Que seria do Jornalismo se nós, os repórteres, parássemos de perguntar?



O que seria do Jornalismo sem essa coisa de procurar debaixo do tapete; de fuçar a limpeza da cozinha, de onde vem o cheiro maravilhoso da comida?



Ou sem essa coisa de tocar fogo no circo, para que até os palhaços sejam obrigados a arrancar as máscaras e parar de rir?



E o que seria da sociedade sem Jornalismo? Sem aquele sujeito chato, enjoado pra porra, que fica dizendo: “olha, tem alguma coisa errada aí; olha, tem alguma coisa errada aí”... Enquanto tá todo mundo pra lá de feliz, numa grande bacanal?



Que seria de nós, repórteres, linha de frente do Jornalismo, se nos limitássemos, apenas, a pedir a bênção do entrevistado?



Certamente, chegaria a hora em que o arguto, sapientíssimo leitor, diria: “Esse sujeito tá é doido, ou tá se fazendo!... Como é que ele diz que acredita que aquele outro foi pra Lua, se nem conseguiu sair de lá de Cametá?”



Jornalismo que é Jornalismo não se detém diante de barreiras, concretas ou imaginárias, naturais ou artificiais.



Jornalismo que é Jornalismo tem de expandir o território em que se faz, em que se realiza.

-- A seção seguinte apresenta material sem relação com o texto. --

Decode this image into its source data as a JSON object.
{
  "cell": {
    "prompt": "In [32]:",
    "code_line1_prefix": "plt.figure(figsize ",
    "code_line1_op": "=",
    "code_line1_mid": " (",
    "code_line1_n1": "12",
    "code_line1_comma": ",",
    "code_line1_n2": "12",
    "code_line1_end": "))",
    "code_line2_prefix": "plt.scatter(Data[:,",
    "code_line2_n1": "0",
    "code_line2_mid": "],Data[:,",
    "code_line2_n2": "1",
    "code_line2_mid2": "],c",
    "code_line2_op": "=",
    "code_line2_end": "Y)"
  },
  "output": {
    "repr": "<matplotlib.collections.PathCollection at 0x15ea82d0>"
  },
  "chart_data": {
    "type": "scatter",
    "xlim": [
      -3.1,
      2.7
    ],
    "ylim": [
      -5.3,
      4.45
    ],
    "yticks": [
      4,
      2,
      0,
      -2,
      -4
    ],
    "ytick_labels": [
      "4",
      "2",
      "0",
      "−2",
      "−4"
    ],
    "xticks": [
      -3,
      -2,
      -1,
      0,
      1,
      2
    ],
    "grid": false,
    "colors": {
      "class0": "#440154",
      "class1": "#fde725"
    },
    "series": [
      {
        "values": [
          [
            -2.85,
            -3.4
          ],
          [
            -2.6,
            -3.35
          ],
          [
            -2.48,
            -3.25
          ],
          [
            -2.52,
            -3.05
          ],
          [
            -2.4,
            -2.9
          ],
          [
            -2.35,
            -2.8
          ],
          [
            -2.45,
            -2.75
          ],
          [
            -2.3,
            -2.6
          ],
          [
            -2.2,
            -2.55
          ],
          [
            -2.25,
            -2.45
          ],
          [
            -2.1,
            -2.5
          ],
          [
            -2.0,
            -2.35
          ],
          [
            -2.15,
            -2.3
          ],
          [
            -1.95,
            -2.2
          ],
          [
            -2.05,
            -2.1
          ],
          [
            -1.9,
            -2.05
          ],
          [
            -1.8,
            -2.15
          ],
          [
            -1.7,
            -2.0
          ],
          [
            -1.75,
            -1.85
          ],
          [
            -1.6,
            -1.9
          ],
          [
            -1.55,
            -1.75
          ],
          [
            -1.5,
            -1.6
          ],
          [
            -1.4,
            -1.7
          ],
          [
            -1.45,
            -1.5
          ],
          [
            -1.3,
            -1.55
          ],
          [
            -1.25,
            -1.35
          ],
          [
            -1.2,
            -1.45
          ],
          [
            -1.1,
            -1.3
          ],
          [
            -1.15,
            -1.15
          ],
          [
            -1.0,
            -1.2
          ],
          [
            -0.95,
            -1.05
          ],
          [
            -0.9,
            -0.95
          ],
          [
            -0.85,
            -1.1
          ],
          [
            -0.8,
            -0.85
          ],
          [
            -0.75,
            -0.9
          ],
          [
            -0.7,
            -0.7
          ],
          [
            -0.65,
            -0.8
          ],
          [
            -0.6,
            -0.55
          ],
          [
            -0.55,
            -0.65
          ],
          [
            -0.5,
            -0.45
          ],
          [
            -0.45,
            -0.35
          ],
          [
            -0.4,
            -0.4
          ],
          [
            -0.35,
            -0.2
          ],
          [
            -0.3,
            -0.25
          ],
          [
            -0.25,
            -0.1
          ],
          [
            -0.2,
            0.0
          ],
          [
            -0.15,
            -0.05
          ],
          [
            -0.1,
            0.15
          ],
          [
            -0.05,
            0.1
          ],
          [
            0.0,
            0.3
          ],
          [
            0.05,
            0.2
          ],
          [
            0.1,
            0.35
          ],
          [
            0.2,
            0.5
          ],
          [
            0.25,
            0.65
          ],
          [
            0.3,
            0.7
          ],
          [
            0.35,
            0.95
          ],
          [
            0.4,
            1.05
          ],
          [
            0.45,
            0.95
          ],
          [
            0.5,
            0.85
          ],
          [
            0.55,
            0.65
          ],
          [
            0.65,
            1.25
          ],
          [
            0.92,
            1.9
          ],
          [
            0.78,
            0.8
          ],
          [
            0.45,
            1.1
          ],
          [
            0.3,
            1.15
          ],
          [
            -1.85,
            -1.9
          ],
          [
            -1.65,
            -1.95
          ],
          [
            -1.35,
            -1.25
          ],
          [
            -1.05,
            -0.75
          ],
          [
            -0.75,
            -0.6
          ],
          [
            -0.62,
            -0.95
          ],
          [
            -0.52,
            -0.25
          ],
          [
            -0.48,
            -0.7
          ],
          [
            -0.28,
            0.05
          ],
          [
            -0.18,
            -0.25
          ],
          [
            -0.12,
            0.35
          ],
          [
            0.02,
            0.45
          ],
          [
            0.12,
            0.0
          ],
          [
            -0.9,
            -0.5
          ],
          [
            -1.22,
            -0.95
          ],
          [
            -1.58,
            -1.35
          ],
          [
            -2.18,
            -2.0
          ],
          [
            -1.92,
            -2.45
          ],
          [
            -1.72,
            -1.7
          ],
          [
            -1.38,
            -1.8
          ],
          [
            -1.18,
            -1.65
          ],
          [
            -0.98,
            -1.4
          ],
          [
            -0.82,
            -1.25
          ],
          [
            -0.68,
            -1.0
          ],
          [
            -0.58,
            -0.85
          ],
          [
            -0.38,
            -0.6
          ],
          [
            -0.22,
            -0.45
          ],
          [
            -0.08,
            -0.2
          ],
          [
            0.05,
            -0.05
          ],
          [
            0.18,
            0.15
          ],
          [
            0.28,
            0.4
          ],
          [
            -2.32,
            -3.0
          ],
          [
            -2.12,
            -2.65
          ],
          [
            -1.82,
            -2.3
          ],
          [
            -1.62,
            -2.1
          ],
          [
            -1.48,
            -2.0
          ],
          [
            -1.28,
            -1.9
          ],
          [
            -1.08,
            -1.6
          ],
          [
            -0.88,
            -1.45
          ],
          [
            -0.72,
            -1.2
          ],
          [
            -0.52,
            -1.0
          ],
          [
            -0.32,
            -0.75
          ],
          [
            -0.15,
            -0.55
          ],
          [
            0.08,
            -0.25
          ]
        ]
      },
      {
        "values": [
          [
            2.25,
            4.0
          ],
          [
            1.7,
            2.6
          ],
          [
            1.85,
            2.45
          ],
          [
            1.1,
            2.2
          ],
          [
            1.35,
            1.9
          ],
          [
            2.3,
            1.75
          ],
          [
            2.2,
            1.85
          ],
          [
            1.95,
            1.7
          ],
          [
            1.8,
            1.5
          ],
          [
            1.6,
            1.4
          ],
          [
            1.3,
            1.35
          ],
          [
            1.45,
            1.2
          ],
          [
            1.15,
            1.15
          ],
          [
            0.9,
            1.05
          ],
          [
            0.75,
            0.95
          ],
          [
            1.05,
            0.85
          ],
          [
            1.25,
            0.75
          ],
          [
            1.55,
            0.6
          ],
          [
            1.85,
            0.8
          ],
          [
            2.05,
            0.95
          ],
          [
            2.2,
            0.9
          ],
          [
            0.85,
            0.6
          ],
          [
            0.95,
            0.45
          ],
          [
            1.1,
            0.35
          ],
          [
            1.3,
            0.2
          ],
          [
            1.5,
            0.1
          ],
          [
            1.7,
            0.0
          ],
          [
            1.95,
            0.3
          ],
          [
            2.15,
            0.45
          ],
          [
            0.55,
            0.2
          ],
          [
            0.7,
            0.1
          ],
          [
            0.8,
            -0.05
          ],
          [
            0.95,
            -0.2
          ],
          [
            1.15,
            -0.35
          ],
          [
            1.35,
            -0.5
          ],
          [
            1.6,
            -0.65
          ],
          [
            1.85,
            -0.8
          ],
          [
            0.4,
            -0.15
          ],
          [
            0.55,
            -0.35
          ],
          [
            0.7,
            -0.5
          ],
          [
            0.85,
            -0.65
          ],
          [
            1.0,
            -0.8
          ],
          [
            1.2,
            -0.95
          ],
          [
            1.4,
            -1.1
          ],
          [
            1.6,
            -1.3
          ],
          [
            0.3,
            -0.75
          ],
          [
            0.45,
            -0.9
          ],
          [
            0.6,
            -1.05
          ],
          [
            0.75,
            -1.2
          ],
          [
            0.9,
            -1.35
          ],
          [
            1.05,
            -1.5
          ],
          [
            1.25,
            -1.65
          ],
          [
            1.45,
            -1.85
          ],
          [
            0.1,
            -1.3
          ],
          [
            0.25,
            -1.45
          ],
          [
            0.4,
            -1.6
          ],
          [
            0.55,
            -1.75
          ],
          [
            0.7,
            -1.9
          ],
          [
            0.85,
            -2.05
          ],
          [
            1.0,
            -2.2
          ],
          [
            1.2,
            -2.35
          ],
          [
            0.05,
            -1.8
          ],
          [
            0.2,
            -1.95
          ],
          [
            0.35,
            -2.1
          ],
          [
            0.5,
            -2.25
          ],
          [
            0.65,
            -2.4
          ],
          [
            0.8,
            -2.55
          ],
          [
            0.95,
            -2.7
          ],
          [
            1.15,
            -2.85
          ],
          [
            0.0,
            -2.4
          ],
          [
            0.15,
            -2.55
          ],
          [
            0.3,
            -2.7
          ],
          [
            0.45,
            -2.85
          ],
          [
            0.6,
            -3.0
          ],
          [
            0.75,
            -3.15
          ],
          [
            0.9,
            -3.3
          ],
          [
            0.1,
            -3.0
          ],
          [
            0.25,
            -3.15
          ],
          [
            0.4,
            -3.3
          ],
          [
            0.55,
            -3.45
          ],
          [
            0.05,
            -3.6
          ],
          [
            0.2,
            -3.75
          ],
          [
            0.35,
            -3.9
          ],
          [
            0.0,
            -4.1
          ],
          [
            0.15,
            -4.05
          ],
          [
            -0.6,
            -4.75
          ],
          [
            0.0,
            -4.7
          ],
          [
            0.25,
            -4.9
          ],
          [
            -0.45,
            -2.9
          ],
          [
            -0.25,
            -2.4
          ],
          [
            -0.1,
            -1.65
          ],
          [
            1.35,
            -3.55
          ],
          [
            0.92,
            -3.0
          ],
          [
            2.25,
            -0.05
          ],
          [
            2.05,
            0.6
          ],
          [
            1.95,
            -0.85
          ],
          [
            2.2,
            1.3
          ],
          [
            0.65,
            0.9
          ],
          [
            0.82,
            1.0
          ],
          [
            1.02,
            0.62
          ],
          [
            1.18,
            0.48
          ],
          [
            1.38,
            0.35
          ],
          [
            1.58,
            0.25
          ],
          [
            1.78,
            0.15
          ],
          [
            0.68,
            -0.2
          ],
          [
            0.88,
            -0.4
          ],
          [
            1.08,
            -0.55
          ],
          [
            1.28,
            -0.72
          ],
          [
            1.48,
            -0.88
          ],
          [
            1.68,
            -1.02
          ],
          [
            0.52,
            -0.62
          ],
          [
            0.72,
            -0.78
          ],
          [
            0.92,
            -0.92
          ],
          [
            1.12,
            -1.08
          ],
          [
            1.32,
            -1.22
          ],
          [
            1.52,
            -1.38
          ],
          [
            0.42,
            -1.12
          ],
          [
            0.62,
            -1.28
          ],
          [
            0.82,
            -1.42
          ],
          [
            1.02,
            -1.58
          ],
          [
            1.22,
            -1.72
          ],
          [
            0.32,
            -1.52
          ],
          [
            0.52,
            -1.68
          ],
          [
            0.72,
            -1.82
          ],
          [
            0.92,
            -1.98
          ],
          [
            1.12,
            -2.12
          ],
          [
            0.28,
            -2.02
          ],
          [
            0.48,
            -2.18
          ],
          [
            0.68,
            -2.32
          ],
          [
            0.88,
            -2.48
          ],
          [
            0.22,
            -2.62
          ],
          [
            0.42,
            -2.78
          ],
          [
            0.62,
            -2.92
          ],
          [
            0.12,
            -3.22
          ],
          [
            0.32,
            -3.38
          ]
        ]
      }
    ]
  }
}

Tem de ambicionar contemplar o mundo, toda a gente.



Tem de ser a síntese entre o Céu e o Inferno, com o Purgatório e a Terra pelo meio, até como parâmetros, a mediar essa exegese chamada notícia.



Jornalismo que é Jornalismo instiga, faz pensar.



E faz sonhar, também.



Com a confluência das divergências.



Com o possível, que agora nos parece impossível.



Com a grande valsa que dançarão, um dia, todos os integrantes da sociedade...



E a gente tudo descansado, naquele boca-livre total!...



Jornalismo que é Jornalismo não se contenta com o mais fácil, com a simples declaração.



Jornalismo que é Jornalismo, aspeia – mas, interroga.



Revira a lata de lixo e até “cafunga” o entrevistado, para aferir o quanto de Humanidade existe nele.



Jornalismo que é Jornalismo, olha nos “zóio”; estuda e compreende as expressões, o não-dito.



O não-dito, vírgula: aquilo que se berra pela mais simples expressão corporal; pelos “atos falhos” das expressões corporais...



Porque o jornalista é, ao fim e ao cabo, um animal solto, livre, selvagem, que vive bem mais do instinto do que da racionalidade.



Que cheira, toca, perscruta com o olhar.



É o sujeito que quer saber, com uma curiosidade infantil.



Que quando lhe dizem: “Vovô viu a uva”, ele pergunta: “Mas, de que cor é que era a uva?”, “E onde foi que o vovô viu a uva”, “E o que é que ele fez quando viu a uva?”, “Mas, a uva era no sentido concreto ou figurado?”, “Mas, quando o vovô viu a uva ele já usava óculos, é?”, “E, afinal, quando o vovô viu a uva ele estava com fome ou era um tarado?”



Jornalista que é jornalista é um sujeito chato pra porra, um sujeito insuportável!...



Tão insuportável que a maioria dos jornalistas quer é distância de outros jornalistas.



Mais ainda pra casar.



Já imaginaram um jornalista interrogando outro jornalista, acerca da cueca ou da calcinha que ele ou ela usava quando saiu de casa?



As pessoas têm de entender que jornalista é um sujeito pior que bêbado.



Porque bêbado ainda tem a desculpa de ter enchido a cara. Enquanto que o jornalista vive em estado aparentemente etílico, em tempo integral!



É o sujeito que vê o que ninguém mais vê. E que quando vê uma visagem, ainda tem o descaramento de perguntar: “Pô, mano, mas você por aqui? Mas o que é que você tá achando lá do inferno? Quantos graus é que faz lá, à sombra?”



Jornalista é o sujeito que chega com a sogra e diz que o genro não presta; que chega com genro e diz que a sogra não presta; e que ainda rouba o pirulito da criança endiabrada, só pra ver a reação da sogra, e do papai e da mamãe que se diziam exemplares...



É um sujeito tão insuportável que, geralmente, não tem nem amigo jornalista.



Mas, geralmente, sai com outros jornalistas só pra ter informação e falar mal... Da "catiguria", de tudo que é coleguinha e de quem mais aparecer!...



Jornalista é uma praga – e eu digo isso com conhecimento de causa, visse?



Mas, que seria de nós, se, simplesmente, exterminássemos aqueles que olham debaixo do tapete; que olham a limpeza da cozinha, apesar do cheiro maravilhoso do peixe?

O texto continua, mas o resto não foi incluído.